One of the problems with changing what has been a longstanding practice and going into radio silence is that it leaves people speculating. If the team doesn’t want to put any information out there that is the organization’s option. But if you choose not to fill in the blanks, the fans and media will.

So why aren’t they talking? The best bet is that they are in a delicate stage when it comes to dealing with the future of quarterback Kirk Cousins. He is a pending free agent who is likely to be hit with the franchise tag on Wednesday, the day before the combine starts. At that point, the clock will be ticking on Cousins either signing a long-term contract or getting traded to a team that is willing to meet his asking price. It’s my guess that Jay Gruden does not want to face questions about Cousins’ future.

More Redskins: #RedskinsTalk podcast: Is Kirk too nice for his own good?

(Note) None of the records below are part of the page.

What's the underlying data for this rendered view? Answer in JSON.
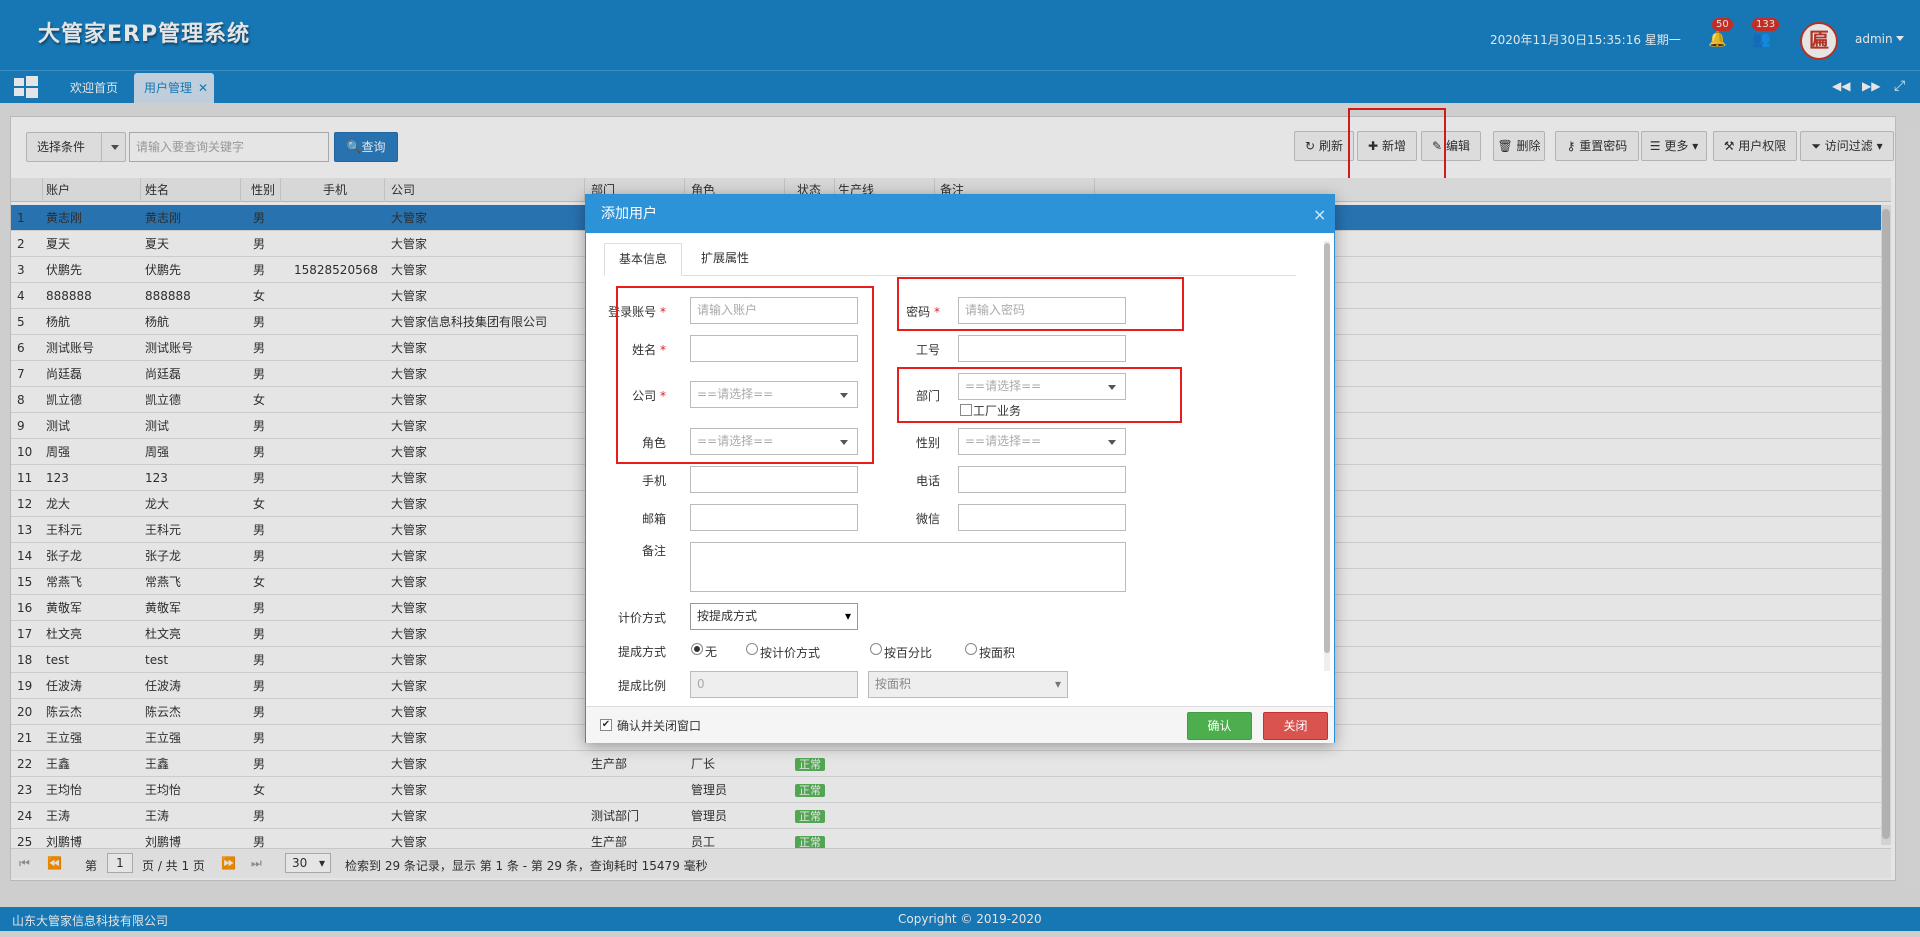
{
  "header": {
    "app_title": "大管家ERP管理系统",
    "datetime": "2020年11月30日15:35:16 星期一",
    "bell_count": "50",
    "user_count": "133",
    "avatar_text": "匾",
    "username": "admin",
    "colors": {
      "primary": "#1a85c9",
      "badge": "#d9342b"
    }
  },
  "tabs": [
    {
      "label": "欢迎首页"
    },
    {
      "label": "用户管理"
    }
  ],
  "toolbar": {
    "filter_label": "选择条件",
    "search_placeholder": "请输入要查询关键字",
    "query_label": "查询",
    "refresh": "刷新",
    "add": "新增",
    "edit": "编辑",
    "delete": "删除",
    "reset_pwd": "重置密码",
    "more": "更多",
    "user_perm": "用户权限",
    "access_filter": "访问过滤"
  },
  "grid": {
    "columns": [
      "账户",
      "姓名",
      "性别",
      "手机",
      "公司",
      "部门",
      "角色",
      "状态",
      "生产线",
      "备注"
    ],
    "rows": [
      [
        "1",
        "黄志刚",
        "黄志刚",
        "男",
        "",
        "大管家",
        "",
        "",
        ""
      ],
      [
        "2",
        "夏天",
        "夏天",
        "男",
        "",
        "大管家",
        "",
        "",
        ""
      ],
      [
        "3",
        "伏鹏先",
        "伏鹏先",
        "男",
        "15828520568",
        "大管家",
        "",
        "",
        ""
      ],
      [
        "4",
        "888888",
        "888888",
        "女",
        "",
        "大管家",
        "",
        "",
        ""
      ],
      [
        "5",
        "杨航",
        "杨航",
        "男",
        "",
        "大管家信息科技集团有限公司",
        "",
        "",
        ""
      ],
      [
        "6",
        "测试账号",
        "测试账号",
        "男",
        "",
        "大管家",
        "",
        "",
        ""
      ],
      [
        "7",
        "尚廷磊",
        "尚廷磊",
        "男",
        "",
        "大管家",
        "",
        "",
        ""
      ],
      [
        "8",
        "凯立德",
        "凯立德",
        "女",
        "",
        "大管家",
        "",
        "",
        ""
      ],
      [
        "9",
        "测试",
        "测试",
        "男",
        "",
        "大管家",
        "",
        "",
        ""
      ],
      [
        "10",
        "周强",
        "周强",
        "男",
        "",
        "大管家",
        "",
        "",
        ""
      ],
      [
        "11",
        "123",
        "123",
        "男",
        "",
        "大管家",
        "",
        "",
        ""
      ],
      [
        "12",
        "龙大",
        "龙大",
        "女",
        "",
        "大管家",
        "",
        "",
        ""
      ],
      [
        "13",
        "王科元",
        "王科元",
        "男",
        "",
        "大管家",
        "",
        "",
        ""
      ],
      [
        "14",
        "张子龙",
        "张子龙",
        "男",
        "",
        "大管家",
        "",
        "",
        ""
      ],
      [
        "15",
        "常燕飞",
        "常燕飞",
        "女",
        "",
        "大管家",
        "",
        "",
        ""
      ],
      [
        "16",
        "黄敬军",
        "黄敬军",
        "男",
        "",
        "大管家",
        "",
        "",
        ""
      ],
      [
        "17",
        "杜文亮",
        "杜文亮",
        "男",
        "",
        "大管家",
        "",
        "",
        ""
      ],
      [
        "18",
        "test",
        "test",
        "男",
        "",
        "大管家",
        "",
        "",
        ""
      ],
      [
        "19",
        "任波涛",
        "任波涛",
        "男",
        "",
        "大管家",
        "",
        "",
        ""
      ],
      [
        "20",
        "陈云杰",
        "陈云杰",
        "男",
        "",
        "大管家",
        "",
        "",
        ""
      ],
      [
        "21",
        "王立强",
        "王立强",
        "男",
        "",
        "大管家",
        "",
        "",
        ""
      ],
      [
        "22",
        "王鑫",
        "王鑫",
        "男",
        "",
        "大管家",
        "生产部",
        "厂长",
        "正常"
      ],
      [
        "23",
        "王均怡",
        "王均怡",
        "女",
        "",
        "大管家",
        "",
        "管理员",
        "正常"
      ],
      [
        "24",
        "王涛",
        "王涛",
        "男",
        "",
        "大管家",
        "测试部门",
        "管理员",
        "正常"
      ],
      [
        "25",
        "刘鹏博",
        "刘鹏博",
        "男",
        "",
        "大管家",
        "生产部",
        "员工",
        "正常"
      ]
    ]
  },
  "pager": {
    "page_prefix": "第",
    "page_value": "1",
    "page_suffix": "页 / 共 1 页",
    "page_size": "30",
    "info": "检索到 29 条记录，显示 第 1 条 - 第 29 条，查询耗时 15479 毫秒"
  },
  "footer": {
    "company": "山东大管家信息科技有限公司",
    "copyright": "Copyright © 2019-2020"
  },
  "dialog": {
    "title": "添加用户",
    "tab_basic": "基本信息",
    "tab_ext": "扩展属性",
    "account_label": "登录账号",
    "account_placeholder": "请输入账户",
    "password_label": "密码",
    "password_placeholder": "请输入密码",
    "name_label": "姓名",
    "jobno_label": "工号",
    "company_label": "公司",
    "company_select": "==请选择==",
    "dept_label": "部门",
    "dept_select": "==请选择==",
    "factory_label": "工厂业务",
    "role_label": "角色",
    "role_select": "==请选择==",
    "gender_label": "性别",
    "gender_select": "==请选择==",
    "mobile_label": "手机",
    "phone_label": "电话",
    "email_label": "邮箱",
    "wechat_label": "微信",
    "remark_label": "备注",
    "pricing_label": "计价方式",
    "pricing_value": "按提成方式",
    "commission_label": "提成方式",
    "commission_options": [
      "无",
      "按计价方式",
      "按百分比",
      "按面积"
    ],
    "ratio_label": "提成比例",
    "ratio_value": "0",
    "ratio_select": "按面积",
    "confirm_close_label": "确认并关闭窗口",
    "ok": "确认",
    "close": "关闭",
    "colors": {
      "ok": "#4cae4c",
      "close": "#d9534f",
      "title": "#2d93d8"
    }
  }
}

Gruden is not a very good liar; his poker face needs a lot of work. Perhaps that is a good quality for a human being but not a very good attribute for someone who would need to go out and talk about Cousins as the long-term quarterback for the team, or at least the QB for the coming season, when his status may be very much in doubt.

This is not to say that there is definitely going to be a trade of Cousins worked out at the combine. But it is very possible that a deal will be discussed with Kyle Shanahan and the 49ers and any number of other quarterback-needy teams. And perhaps there is concern that Gruden will let something slip or, more likely, say a lot on the subject of Cousins by not saying anything.

Again, this is just reading the tea leaves on my part. But by going silent the Redskins are sending an invitation for people to fill in the blanks. I am just taking them up on it.